Were you folks also running Firefox, or one of its forks/redistributions (e.g. LIbreWolf, Zen, Tor Browser…) when the crashes happened?
EDIT: I forgot: Problem frequency went way down on newer Firefox versiosn when disabling hardware video acceleration, another indicator pointing towards VCN.
I was just looking through the thread on Mesa’s bugtracker. I had completely overlooked your first post when scrolling through this one here. I just switched to 6.15.rc7 and will report whether that fixes the issue. Thanks for your work on getting to the bottom of this!

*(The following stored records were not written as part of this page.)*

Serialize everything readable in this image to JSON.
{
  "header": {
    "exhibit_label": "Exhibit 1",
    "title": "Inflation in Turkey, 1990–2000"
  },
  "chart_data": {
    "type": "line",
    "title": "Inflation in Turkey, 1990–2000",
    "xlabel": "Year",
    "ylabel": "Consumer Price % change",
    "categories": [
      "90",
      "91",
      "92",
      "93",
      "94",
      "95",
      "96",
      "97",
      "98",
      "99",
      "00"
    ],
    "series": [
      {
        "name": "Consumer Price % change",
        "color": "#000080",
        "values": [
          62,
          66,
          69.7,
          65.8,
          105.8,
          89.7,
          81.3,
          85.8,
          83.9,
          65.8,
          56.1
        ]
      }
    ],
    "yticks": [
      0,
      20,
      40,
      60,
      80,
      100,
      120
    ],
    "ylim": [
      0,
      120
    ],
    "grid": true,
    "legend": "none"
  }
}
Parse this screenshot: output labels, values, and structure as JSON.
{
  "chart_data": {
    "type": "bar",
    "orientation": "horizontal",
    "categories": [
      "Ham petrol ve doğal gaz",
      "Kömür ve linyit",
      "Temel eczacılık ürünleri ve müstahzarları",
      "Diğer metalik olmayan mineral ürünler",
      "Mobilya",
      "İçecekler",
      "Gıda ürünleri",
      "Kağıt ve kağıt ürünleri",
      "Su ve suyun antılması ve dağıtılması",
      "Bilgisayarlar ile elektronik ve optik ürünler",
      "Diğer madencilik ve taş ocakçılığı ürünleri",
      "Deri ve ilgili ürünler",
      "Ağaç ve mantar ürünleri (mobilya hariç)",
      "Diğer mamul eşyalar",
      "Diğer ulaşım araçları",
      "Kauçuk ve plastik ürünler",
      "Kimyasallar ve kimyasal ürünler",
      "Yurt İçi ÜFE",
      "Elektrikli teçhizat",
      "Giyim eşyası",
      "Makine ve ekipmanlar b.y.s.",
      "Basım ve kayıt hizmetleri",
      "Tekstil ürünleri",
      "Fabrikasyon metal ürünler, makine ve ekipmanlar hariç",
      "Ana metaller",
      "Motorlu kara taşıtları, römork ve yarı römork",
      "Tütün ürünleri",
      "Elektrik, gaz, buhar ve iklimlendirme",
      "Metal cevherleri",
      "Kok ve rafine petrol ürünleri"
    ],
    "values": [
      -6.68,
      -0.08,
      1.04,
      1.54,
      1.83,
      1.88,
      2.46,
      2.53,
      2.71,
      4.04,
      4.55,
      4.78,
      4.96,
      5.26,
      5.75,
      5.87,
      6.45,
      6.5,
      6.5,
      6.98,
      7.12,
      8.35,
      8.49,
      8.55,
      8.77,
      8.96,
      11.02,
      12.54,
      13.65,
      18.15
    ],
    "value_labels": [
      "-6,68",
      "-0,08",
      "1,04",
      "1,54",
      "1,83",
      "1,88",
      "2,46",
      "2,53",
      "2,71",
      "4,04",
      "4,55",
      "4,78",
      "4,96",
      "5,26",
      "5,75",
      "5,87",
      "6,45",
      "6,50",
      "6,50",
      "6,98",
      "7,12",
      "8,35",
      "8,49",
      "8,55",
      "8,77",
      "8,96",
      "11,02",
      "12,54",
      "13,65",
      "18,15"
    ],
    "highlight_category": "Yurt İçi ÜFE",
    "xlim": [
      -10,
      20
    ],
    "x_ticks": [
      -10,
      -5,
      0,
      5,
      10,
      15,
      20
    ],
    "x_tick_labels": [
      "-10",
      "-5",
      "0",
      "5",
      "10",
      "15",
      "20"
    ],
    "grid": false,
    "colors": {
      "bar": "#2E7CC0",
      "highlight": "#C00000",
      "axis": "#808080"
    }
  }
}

Did this end up fixing the issue for you? Curious if I should bother switching or just deal with it for a few days until arch gets the update.
I have similar logs, but I’ll add another symptom for other folks searching for this: I’m running Hyprland and while I do have the same occasional flashes of a black screen like the others mentioned, every now and then Hyprland itself will crash, too. The last line in this crash report seems like it might be related (but I’m not really sure):
I wanted to make sure and used it for two full work days. I can say that at least for myself, on linux-cachyos-rc 6.15-rc7 and then linux-cachyos 6.15.0, the problem completely went away and I haven’t had a single GPU reset in four days.
It did. Nevertheless, there are more amdgpu issues that affect older kernels so, while this is much more stable now, I sometimes get random freezes caused by another issue.
My Ryzen AI 7 350 Framework 13 has had the same problems. I will try to load a video on say, Twitter, and then the video buffers, followed by a second-or-so-long GPU crash and the video suddenly plays. Sometimes two or three hangs occur, and I am bumped out of my desktop to either the display manager or TTY (depending on whether or not I am using a DM). In addition, these issues are present in every single browser and Linux distro I’ve used, Fedora, Bluefin, NixOS, everything.
I hope this gets fixed soon, I’ve heard that AMD graphics on Linux are very unstable for around the first year before changes come upstream. I have not had these issues on Windows.